The turkey, injured but not killed, flew up from between Dad’s legs with a screech and began desperately circling the pen to get out with flapping wings, white feathers flying everywhere, and hops and jumps with her enormous turkey claws. Without hesitation, my sister and I took off. We ran out of the barn into the dark night, no longer concerned for the boogie man. We stopped only to peer back through the window for a moment at the carnage. There we saw the turkey running around the barn, Dad chasing it with both arms desperately flailing and grasping amid the chaos, white feathers, dust, and screeches in a merciful attempt to finish the job as painlessly as possible. My sister and I looked at each other and knew we were probably in big trouble. Even though she didn’t really do anything wrong, abandonment was the worst of crimes in my family. We silently agreed any punishment was worth the crime, and headed to the house like true criminals. Dad was left to handle the aftermath of killing, plucking, and prepping the main dish of Thanksgiving himself.
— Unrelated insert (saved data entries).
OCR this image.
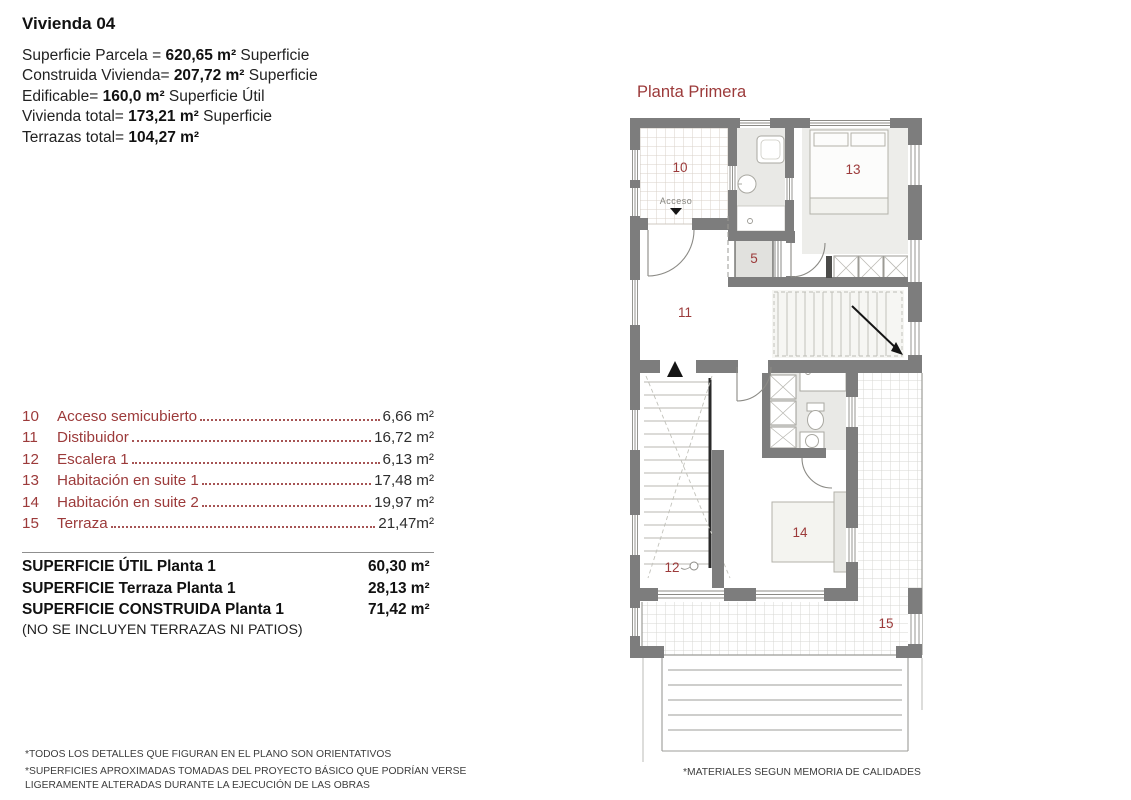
Vivienda 04
Superficie Parcela = 620,65 m² Superficie
Construida Vivienda= 207,72 m² Superficie
Edificable= 160,0 m² Superficie Útil
Vivienda total= 173,21 m² Superficie
Terrazas total= 104,27 m²
10	Acceso semicubierto	6,66 m²
11	Distibuidor	16,72 m²
12	Escalera 1	6,13 m²
13	Habitación en suite 1	17,48 m²
14	Habitación en suite 2	19,97 m²
15	Terraza	21,47m²
SUPERFICIE ÚTIL Planta 1	60,30 m²
SUPERFICIE Terraza Planta 1	28,13 m²
SUPERFICIE CONSTRUIDA Planta 1	71,42 m²
(NO SE INCLUYEN TERRAZAS NI PATIOS)
Planta Primera
10	13
5
11
12
14
15
Acceso
*TODOS LOS DETALLES QUE FIGURAN EN EL PLANO SON ORIENTATIVOS
*SUPERFICIES APROXIMADAS TOMADAS DEL PROYECTO BÁSICO QUE PODRÍAN VERSE LIGERAMENTE ALTERADAS DURANTE LA EJECUCIÓN DE LAS OBRAS
*MATERIALES SEGUN MEMORIA DE CALIDADES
We must not have received criminal sentencing, as I do not remember more than being teased for leaving the old man to fend for himself. The turkey itself ended up being over 30 lbs. It was so large that it did not fit in the oven, to which Dad cured innovatively by using a chainsaw to cut it in half. Thanksgiving dinner, always at 1pm, wasn’t until 8pm that year, when the half-sawed massacre came out of the oven. Eyes wide as saucers, it was the only Thanksgiving that my sister and I remember eating so many of the delicious side dishes we were just too full to eat any turkey.
Staring at Rick after the tender-meat comment twenty five years later, I come to the stark realization that my pet will be Thanksgiving dinner. I flinch. I made it clear when we agreed to adopt the turkey that I would not be a part of the killing process this time around, but it seemed so distant at the time, so far removed. Now, I’d inadvertently enjoyed this turkey, appreciated its intelligence, sharp hearing, and good eyesight. I have laughed at its anxiety and shared in many months of turkey talk with her. It’s been a joy and delight, and if I’m honest I’ve probably gained some soothing salve for memories of [clears throat] turkeys past. The breed of turkey we have is bred for meat, and she will soon get too heavy for her legs, and they will break. I know we will have to slaughter her soon. Correction: She will have to be slaughtered soon, no I or we about it.
In resigned submission, I’ve taken a new approach to turkey stuffing. One that I like to call inverse stuffing. I now take out a little bread each day and hand feed her. It is much more pleasant than the traditional stuffing process, I tell myself. But soon, very soon, Rick will call my Dad and he will bring my nephew (nearly 10) and my niece (six) to come and experience the full adventure of farming and country living themselves.This will be the second Thanksgiving where I become so full on delicious side dishes that I will just have no room for turkey.